The analysis from Gov. Scott Walker’s administration revises revenue estimates for the current year and makes a prediction of how much the state will collect in taxes over the next two years. It then subtracts spending requested from state agencies over that time period, assuming they would get all that they ask for, which they never do.
Although revenue estimates will be revised several times over the coming months, the report is a snapshot of the challenge facing the new governor and Republican-led Legislature. This will be the first budget debate since 2007 in which the governor and Legislature are under split party control. Republicans have controlled everything for the past eight years and Democrats had full control during the two years prior.
In 2007, the governor was a Democrat, the Senate was controlled by Democrats and the Assembly was run by Republicans. The budget wasn’t signed into law until October, four months late. In 2017, when Walker and Republicans couldn’t agree on transportation funding, Walker signed the budget three months late, in September.
The other four budgets were all passed and signed into law on or before the July 1 deadline.
Evers will introduce a budget early in 2019, which the Legislature will then revise over several months. The current budget, which runs until June 30, 2019, will remain in effect until a new one is signed into law.
“It’s not unusual to have agency requests be larger than the estimates,” Evers’ spokeswoman, Carrie Lynch, said in an email to The Associated Press. “Budgets are about priorities and Governor-elect Evers is confident his team can put together a balanced budget that puts Wisconsin children and families first.”
Evers is currently serving as state superintendent of schools. In the budget request for the Department of Public Instruction that he submitted before he defeated Walker, Evers sought nearly $1.6 billion more for schools over the next two years.
Evers will be sworn in as governor on Jan. 7.
The report assumes that tax collections will be 4.2 percent higher this fiscal year than the previous one. It then assumes growth of 3.5 percent the first year of the next state budget and 2.5 percent the second year. In total, that would be $2.1 billion more in tax collections.
The Republican co-chairs of the Legislature’s budget-writing committee said the revenue estimate shows the state is “headed in the right direction.”
“Governor Walker is leaving Wisconsin in much better fiscal shape than what he inherited,” state Sen. Alberta Darling and Rep. John Nygren said in a joint statement. “Wisconsin is on the right track and this report proves it. With the amount of money coming into the state, we can continue to fund priorities like education, continue to cut taxes, and balance the budget.”

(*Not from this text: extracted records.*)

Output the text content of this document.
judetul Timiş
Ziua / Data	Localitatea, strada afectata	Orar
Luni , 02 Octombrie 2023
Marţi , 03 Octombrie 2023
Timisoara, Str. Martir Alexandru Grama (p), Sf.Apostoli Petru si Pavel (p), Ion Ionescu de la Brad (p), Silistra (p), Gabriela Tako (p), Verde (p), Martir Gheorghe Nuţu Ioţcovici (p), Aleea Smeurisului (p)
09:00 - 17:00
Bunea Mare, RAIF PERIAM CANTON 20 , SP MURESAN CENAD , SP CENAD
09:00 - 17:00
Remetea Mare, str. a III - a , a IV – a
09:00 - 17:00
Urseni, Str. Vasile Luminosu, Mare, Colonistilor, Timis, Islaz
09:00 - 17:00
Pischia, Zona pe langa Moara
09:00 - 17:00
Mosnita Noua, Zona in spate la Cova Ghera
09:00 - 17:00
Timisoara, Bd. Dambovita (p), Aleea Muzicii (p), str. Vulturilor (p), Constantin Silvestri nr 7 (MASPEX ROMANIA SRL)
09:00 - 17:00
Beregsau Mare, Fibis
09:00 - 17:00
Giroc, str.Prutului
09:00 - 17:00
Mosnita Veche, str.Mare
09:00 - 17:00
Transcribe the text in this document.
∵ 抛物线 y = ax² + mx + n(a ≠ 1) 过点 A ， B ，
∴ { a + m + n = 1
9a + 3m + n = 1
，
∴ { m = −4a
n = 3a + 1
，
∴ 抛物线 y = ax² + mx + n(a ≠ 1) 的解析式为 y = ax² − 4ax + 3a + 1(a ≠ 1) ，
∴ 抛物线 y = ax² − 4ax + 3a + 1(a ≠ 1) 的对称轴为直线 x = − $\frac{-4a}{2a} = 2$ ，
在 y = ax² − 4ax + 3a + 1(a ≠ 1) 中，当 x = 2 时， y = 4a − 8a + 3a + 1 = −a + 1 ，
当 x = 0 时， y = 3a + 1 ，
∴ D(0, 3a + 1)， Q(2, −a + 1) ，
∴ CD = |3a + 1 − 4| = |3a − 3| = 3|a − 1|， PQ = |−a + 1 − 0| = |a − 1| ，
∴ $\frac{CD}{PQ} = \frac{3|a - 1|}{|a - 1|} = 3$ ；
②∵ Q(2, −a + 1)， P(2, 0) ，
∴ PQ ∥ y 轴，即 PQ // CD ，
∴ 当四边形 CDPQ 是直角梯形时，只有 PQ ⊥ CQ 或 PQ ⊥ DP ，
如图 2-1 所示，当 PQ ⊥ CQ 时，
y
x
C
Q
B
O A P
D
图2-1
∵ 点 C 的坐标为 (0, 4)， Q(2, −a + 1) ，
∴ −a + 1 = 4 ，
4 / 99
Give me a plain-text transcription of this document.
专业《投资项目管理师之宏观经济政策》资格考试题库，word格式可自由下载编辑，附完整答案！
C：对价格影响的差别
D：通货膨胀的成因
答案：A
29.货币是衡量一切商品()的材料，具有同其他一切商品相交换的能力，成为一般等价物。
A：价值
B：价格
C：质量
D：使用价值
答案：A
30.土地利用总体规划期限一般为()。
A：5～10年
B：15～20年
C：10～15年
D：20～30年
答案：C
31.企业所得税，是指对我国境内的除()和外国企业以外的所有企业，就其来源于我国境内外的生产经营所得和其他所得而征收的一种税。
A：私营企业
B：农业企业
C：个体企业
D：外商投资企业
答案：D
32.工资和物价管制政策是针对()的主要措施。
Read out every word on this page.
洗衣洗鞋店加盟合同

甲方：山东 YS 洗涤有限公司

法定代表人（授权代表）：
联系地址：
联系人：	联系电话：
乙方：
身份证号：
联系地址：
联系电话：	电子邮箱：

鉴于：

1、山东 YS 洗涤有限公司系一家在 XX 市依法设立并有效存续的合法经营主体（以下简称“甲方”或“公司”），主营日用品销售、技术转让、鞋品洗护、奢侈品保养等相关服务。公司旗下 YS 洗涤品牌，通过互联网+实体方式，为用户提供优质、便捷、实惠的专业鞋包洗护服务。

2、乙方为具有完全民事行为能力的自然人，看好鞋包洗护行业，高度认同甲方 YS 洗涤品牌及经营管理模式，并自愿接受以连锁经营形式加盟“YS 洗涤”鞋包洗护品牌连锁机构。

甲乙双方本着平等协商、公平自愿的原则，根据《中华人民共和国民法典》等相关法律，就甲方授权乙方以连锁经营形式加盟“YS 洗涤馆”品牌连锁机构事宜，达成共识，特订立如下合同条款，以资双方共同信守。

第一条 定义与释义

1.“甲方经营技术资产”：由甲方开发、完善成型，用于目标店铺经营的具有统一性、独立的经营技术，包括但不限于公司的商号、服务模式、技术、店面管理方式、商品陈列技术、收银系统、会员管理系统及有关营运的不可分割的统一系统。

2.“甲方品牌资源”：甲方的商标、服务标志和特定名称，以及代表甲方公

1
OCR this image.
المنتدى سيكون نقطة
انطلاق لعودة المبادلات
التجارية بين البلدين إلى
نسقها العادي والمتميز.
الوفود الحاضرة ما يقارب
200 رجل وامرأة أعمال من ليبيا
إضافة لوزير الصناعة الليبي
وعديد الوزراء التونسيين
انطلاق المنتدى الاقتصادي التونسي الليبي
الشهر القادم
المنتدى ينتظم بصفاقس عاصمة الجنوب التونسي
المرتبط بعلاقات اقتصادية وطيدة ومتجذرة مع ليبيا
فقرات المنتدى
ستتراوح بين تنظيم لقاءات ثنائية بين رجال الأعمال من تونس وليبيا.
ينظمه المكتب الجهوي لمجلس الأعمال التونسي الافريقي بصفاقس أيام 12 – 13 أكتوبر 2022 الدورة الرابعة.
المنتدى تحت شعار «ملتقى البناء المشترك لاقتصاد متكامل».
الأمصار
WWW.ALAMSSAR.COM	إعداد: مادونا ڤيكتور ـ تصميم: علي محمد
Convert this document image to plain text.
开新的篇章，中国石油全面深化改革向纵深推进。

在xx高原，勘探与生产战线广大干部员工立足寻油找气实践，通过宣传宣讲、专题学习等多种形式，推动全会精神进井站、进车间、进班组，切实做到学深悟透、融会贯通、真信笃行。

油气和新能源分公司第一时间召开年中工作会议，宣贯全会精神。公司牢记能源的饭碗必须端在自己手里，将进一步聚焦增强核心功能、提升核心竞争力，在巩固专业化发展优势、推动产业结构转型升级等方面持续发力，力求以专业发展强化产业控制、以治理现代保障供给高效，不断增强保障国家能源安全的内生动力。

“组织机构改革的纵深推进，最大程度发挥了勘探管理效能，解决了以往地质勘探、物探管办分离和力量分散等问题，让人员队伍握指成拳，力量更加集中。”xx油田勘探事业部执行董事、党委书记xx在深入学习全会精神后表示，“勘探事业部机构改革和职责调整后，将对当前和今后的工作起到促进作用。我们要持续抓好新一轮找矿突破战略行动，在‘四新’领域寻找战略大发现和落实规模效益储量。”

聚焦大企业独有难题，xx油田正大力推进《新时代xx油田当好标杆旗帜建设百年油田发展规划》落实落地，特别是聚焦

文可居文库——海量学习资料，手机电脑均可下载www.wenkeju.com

The Walker administration revenue estimates are based on current state and federal law and “can be volatile,” the report cautioned.
Revenue estimates will be updated in mid-January by the nonpartisan Legislative Fiscal Bureau. Those numbers will then form the basis of the state budget Evers submits.
The $1.1 billion shortfall is not out of line with recent budget projects at this point in the process. The average imbalance in the past four reports was about $1 billion, Walker’s administration said.
However, the numbers can change quickly. By the time Walker introduced his first budget in 2011, the projected shortfall was $3.6 billion.